The current AMP model is more like what web browsers have moved to. There are well defined definitions of how a browser is supposed to behave with lots of tests. That makes it safer to auto-upgrade browsers without even asking users. There is a clear contract between the browser and the page that does not change.
If AMP thinks it can control the interface between developers and AMP tightly, then the current auto-upgrade mode works. I must admit however if I had a larger e-commerce site, I would be worried that the production code at any point in time may not have gone through my test automation framework.
If you want the best of both worlds (give sites the peace of mind so they can test every change to the site before it goes live), then you could have URLs of the form /v2, /v3 etc where the contents can change (the AMP team can auto-upgrade your site), plus /v2.343 /v3.431 where the second number is some kind of build number (or version number).

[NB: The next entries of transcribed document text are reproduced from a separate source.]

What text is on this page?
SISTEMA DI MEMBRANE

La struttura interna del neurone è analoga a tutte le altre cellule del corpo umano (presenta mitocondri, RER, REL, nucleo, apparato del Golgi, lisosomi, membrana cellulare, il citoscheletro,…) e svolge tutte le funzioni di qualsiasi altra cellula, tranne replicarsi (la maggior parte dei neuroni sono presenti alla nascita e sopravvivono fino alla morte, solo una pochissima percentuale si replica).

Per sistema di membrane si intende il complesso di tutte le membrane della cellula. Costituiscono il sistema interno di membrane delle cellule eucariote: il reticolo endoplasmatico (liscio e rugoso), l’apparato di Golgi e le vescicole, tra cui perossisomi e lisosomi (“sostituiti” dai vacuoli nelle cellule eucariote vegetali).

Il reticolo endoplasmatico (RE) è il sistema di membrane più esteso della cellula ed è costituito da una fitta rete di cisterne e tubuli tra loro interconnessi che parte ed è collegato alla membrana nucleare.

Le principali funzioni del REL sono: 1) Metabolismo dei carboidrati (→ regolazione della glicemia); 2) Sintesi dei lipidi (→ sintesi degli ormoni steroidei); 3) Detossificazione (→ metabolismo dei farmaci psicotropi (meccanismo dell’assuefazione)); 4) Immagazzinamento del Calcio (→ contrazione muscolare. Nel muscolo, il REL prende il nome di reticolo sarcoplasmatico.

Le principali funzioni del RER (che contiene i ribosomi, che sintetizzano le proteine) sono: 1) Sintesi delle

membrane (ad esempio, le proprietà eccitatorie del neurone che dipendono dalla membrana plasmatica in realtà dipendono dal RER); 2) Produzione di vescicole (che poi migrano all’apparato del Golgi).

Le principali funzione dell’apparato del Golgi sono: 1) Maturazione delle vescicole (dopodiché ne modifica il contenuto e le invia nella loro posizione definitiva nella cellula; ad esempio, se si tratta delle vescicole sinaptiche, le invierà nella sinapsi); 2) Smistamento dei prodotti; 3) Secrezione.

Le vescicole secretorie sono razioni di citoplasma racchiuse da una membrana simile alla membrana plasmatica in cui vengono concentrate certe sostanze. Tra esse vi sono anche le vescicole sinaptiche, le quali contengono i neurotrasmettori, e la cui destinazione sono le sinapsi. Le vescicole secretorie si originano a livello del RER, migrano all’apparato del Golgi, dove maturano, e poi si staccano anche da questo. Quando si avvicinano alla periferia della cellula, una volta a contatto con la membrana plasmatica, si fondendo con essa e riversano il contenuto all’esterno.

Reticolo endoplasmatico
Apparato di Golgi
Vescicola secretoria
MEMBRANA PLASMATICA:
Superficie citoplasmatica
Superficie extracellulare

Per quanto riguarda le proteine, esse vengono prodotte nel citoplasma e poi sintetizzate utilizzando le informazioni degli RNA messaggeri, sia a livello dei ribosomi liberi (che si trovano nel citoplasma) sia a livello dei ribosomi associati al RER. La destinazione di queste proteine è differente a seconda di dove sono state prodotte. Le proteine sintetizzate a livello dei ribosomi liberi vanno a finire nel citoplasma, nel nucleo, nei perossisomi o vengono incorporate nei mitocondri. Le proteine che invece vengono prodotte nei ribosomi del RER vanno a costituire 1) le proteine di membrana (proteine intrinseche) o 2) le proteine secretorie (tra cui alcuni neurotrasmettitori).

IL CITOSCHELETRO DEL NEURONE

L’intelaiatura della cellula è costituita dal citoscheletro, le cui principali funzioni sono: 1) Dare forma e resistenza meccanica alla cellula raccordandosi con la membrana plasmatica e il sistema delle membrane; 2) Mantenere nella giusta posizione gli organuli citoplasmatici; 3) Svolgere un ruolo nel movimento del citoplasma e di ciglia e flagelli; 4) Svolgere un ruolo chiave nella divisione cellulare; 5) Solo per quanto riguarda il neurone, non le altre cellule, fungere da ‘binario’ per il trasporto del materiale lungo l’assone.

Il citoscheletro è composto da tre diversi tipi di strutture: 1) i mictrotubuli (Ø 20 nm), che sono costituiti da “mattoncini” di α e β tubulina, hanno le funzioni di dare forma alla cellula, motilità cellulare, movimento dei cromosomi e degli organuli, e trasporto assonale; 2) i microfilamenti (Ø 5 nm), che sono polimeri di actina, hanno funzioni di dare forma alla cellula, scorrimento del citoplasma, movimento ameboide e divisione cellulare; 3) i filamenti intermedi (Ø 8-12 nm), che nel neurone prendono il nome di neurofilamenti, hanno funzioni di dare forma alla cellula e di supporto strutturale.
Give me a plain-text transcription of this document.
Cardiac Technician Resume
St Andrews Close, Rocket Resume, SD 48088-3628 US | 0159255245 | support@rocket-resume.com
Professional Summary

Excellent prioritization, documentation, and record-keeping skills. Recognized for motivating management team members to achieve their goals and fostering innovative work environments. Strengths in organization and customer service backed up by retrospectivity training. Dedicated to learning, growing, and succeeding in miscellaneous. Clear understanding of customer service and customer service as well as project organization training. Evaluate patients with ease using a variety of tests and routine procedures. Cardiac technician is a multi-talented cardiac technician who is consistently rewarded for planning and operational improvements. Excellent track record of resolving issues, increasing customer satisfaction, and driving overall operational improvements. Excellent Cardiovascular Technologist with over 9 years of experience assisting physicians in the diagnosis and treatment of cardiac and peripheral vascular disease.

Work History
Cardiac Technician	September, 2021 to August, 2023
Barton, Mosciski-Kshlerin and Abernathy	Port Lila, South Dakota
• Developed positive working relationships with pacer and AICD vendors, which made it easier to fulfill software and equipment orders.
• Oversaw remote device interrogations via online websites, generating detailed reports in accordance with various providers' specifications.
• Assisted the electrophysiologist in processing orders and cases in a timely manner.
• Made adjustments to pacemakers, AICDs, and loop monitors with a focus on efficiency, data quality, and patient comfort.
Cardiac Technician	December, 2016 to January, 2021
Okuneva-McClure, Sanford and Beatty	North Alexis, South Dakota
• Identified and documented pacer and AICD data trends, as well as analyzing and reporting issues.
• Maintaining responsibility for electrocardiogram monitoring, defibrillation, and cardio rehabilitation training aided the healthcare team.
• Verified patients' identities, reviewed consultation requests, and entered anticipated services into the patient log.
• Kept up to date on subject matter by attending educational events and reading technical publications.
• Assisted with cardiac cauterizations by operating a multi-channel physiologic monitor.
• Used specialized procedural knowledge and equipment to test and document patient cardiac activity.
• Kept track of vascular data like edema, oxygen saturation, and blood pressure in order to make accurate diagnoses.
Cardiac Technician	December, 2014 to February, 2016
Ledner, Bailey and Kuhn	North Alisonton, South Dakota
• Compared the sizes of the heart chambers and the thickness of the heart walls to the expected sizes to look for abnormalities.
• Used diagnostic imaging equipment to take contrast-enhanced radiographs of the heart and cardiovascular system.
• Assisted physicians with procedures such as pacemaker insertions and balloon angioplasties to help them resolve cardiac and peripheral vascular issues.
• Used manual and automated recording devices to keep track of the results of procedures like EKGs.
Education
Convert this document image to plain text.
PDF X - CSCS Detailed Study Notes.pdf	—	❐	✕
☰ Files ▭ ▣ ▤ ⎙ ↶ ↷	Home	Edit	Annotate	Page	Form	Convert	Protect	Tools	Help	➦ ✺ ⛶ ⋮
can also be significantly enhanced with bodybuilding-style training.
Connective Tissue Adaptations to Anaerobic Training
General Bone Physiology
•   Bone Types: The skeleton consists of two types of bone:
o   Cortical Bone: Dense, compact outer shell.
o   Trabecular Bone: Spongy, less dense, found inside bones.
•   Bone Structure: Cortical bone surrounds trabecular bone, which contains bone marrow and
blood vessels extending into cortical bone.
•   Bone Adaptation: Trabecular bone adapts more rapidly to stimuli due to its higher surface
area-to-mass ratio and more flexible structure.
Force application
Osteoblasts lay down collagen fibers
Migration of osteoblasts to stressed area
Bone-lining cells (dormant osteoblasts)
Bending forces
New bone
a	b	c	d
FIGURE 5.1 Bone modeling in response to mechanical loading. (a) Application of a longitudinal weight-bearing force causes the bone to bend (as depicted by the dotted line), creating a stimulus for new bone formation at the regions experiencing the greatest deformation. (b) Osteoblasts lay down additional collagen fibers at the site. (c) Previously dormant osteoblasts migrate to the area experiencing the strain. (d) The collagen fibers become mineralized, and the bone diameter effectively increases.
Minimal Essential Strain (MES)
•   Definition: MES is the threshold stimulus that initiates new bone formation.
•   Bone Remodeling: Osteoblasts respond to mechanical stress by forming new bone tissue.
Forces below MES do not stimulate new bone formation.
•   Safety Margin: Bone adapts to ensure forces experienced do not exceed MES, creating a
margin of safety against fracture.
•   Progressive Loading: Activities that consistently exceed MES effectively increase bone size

In this latter mode, once published, the content of a URL never changes. A site can then pick the new version they want to go with, test against it, deploy ti etc. and know that production code will not change until the next deployment they decide to do.
This has been formalized in #25578 and for the most part is now implemented. Closing this in favour of finalizing this in #25578
Most helpful comment
I'm open to entertaining changes in this direction. We've been looking at increasing time-to-release for changes while simultaneously reducing time-until-code-changes-get-very-limited-prod exposure, so that everybody has more time to manually test and the time until problems are found go down.
Another related proposal is self-serve-JS-on-origin which could be used to version lock to some extent (but doesn't imply version locking on cache serving).
Possibly a thing we should try is to allow publishers to opt-into the last 1-2 versions and see if that is something people want. Whatever approach we'd take, it should not give up the evergreen-ness of AMP.